Speaking at the Brookings Institution in Washington, D.C., Antony Blinken said even if China opposes the deployment of the U.S. anti-missile defense system in South Korea, negotiations are necessary to counter North Korean threats, Yonhap reported.

The United States would sit down with China to assure Beijing of the specific aims of THAAD and explain the technical and performance specifications to the Chinese government before any steps are taken, Blinken said.

The system “does not affect China strategically, but we know that China does not like it,” he added, according to Voice of America.

The State Department official said if North Korea keeps repeating its current provocations, and to protect the security of allies in the region, necessary measures would need to be taken and THAAD deployment cannot be ruled out.

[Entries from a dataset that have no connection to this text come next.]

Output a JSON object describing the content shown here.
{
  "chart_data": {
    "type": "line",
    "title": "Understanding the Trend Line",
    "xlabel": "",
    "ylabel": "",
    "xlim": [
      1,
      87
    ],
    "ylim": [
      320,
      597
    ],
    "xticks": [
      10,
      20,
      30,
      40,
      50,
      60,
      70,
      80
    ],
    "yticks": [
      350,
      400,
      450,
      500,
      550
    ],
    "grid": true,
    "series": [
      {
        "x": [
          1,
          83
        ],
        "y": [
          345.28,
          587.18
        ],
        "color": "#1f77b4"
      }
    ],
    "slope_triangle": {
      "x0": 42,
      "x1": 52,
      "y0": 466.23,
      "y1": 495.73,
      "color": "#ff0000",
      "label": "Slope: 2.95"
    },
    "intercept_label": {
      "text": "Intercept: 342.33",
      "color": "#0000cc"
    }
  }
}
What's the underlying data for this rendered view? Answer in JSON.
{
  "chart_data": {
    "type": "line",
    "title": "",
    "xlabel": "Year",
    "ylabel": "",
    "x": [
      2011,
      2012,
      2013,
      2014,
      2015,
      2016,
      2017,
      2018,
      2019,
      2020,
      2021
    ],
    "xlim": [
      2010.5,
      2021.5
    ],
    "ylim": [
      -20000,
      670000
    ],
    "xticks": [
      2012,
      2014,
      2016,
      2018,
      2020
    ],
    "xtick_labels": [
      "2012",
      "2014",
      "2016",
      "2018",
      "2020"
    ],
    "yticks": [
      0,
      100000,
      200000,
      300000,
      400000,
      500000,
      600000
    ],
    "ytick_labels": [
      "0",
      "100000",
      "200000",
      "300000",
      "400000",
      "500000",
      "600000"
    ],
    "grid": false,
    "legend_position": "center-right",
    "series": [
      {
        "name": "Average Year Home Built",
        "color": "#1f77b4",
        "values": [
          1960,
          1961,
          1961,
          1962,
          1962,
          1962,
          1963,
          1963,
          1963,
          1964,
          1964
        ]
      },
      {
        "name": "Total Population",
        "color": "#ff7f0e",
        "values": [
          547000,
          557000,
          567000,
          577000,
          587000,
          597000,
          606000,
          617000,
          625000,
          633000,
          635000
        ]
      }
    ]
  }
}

North Korea is getting close to miniaturizing nuclear warheads and mounting them on intercontinental ballistic missiles capable of hitting the continental United States, Blinken said.

The U.S. official said Washington isn’t seeking regime change, but is keen to get North Korea on board with denuclearization. The Obama administration’s past track record proves this, he said.

“The agreement with Iran on its nuclear program should be powerful evidence to North Korea that we are prepared to engage with countries with whom we have the most profound differences,” Blinken said, referring to the deal that was brokered in 2015.

North Korea, however, has repeatedly stated it is not interested in giving up its nuclear weapons, opting instead to make provocations in the wake of new sanctions adopted at the United Nations Security Council – and large-scale military exercises being held in the South.

Pyongyang has fired several short-range missiles as well, according to South Korean military officials.